POLÍTICA – Davi Alcolumbre adia tramitação da PEC que extingue escala 6×1, gerando críticas e preocupações sobre impactos econômicos e decisões de ano eleitoral

O avanço da proposta de emenda à Constituição (PEC) que busca abolir a escala de trabalho 6×1 no Brasil enfrenta um impasse significativo na presidência do Senado. Davi Alcolumbre, líder da Casa e integrante do partido União, optou por manter a PEC parada na Mesa Diretora, sem encaminhá-la à Comissão de Constituição e Justiça (CCJ), o que tem gerado frustração entre os defensores da proposta. O presidente da CCJ, Otto Alencar, não recebeu informações sobre quando a PEC será enviada para avaliação, e uma reunião entre ele e Alcolumbre, programada para esta semana, foi cancelada.

Alcolumbre também não agendou a tradicional reunião de líderes, que costuma ocorrer semanalmente para discutir as pautas. Na semana passada, ele havia insinuado que pretendia debater a tramitação da PEC nesse encontro. A proposta, que tramita desde 2019, não só extingue a carga semanal de 44 horas, reduzindo-a para 40 horas como também estabelece a obrigatoriedade de dois dias de descanso remunerados para os trabalhadores.

A cientista política Luciana Santana, da Universidade Federal de Alagoas, sugere que o adiamento da definição em torno da PEC reflete receios sobre suas consequências econômicas e a resistência de setores empresariais à redução da jornada. De acordo com ela, o cenário eleitoral faz com que os líderes busquem evitar engajamento imediato em questões polêmicas.

As pesquisas relacionadas aos impactos da PEC mostram opiniões divergentes sobre como a mudança pode afetar a inflação, o Produto Interno Bruto (PIB) e o emprego no Brasil. A situação sugere que Alcolumbre ainda está ponderando a tramitação, mantendo o tema sob controle enquanto negociações mais amplas ocorrem nos bastidores. Essa insegurança política em torno da proposta é evidente também na consideração de uma PEC alternativa, apresentada pela oposição, que mantém a atual escala de trabalho e permite a contratação por hora.

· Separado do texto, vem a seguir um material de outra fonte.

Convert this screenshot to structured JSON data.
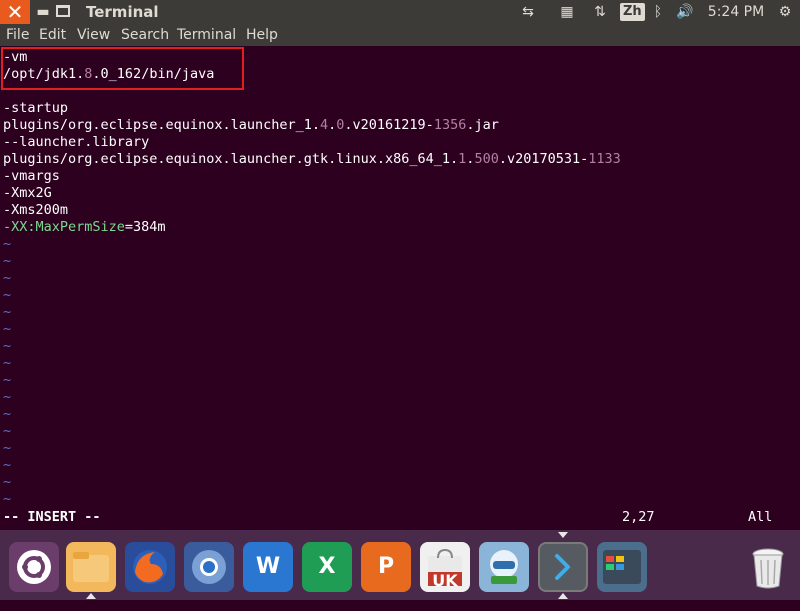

Enquanto isso, lideranças do governo esperam que a PEC original, que corta a escala de trabalho, seja votada antes do recesso legislativo em julho. Senadores governistas pressionam para que a tramitação ocorra rapidamente, com alguns alegando que a discussão é premente para um país que busca ser mais civilizado e valorizado em termos de direitos laborais. Contudo, há críticas sobre a proposta, principalmente de membros da oposição, que argumentam que a redução da jornada não apresenta soluções viáveis para possíveis erros financeiros que possam ocorrer.

Além disso, outro assunto que tem gerado debate é a proposta de piso salarial de R$ 3.000 para garis. Alcolumbre, ao ser questionado, destacou a complexidade de votar projetos que aumentem gastos em um ano eleitoral, reforçando como essas decisões podem impactar as finanças públicas. Em contrapartida, o Senado aprovou um projeto que permite o uso do Fundo do Pré-Sal para saldar dívidas do agronegócio, evidenciando diferentes prioridades na agenda legislativa.

Com uma abordagem cautelosa, Alcolumbre tem administrado a tramitação dessas propostas, balanceando interesses políticos e econômicos em um momento de grande sensibilidade social e fiscal. A situação atual evidencia a tensão entre as promessas de modernização do trabalho e as realidades práticas enfrentadas pelos legisladores no Brasil.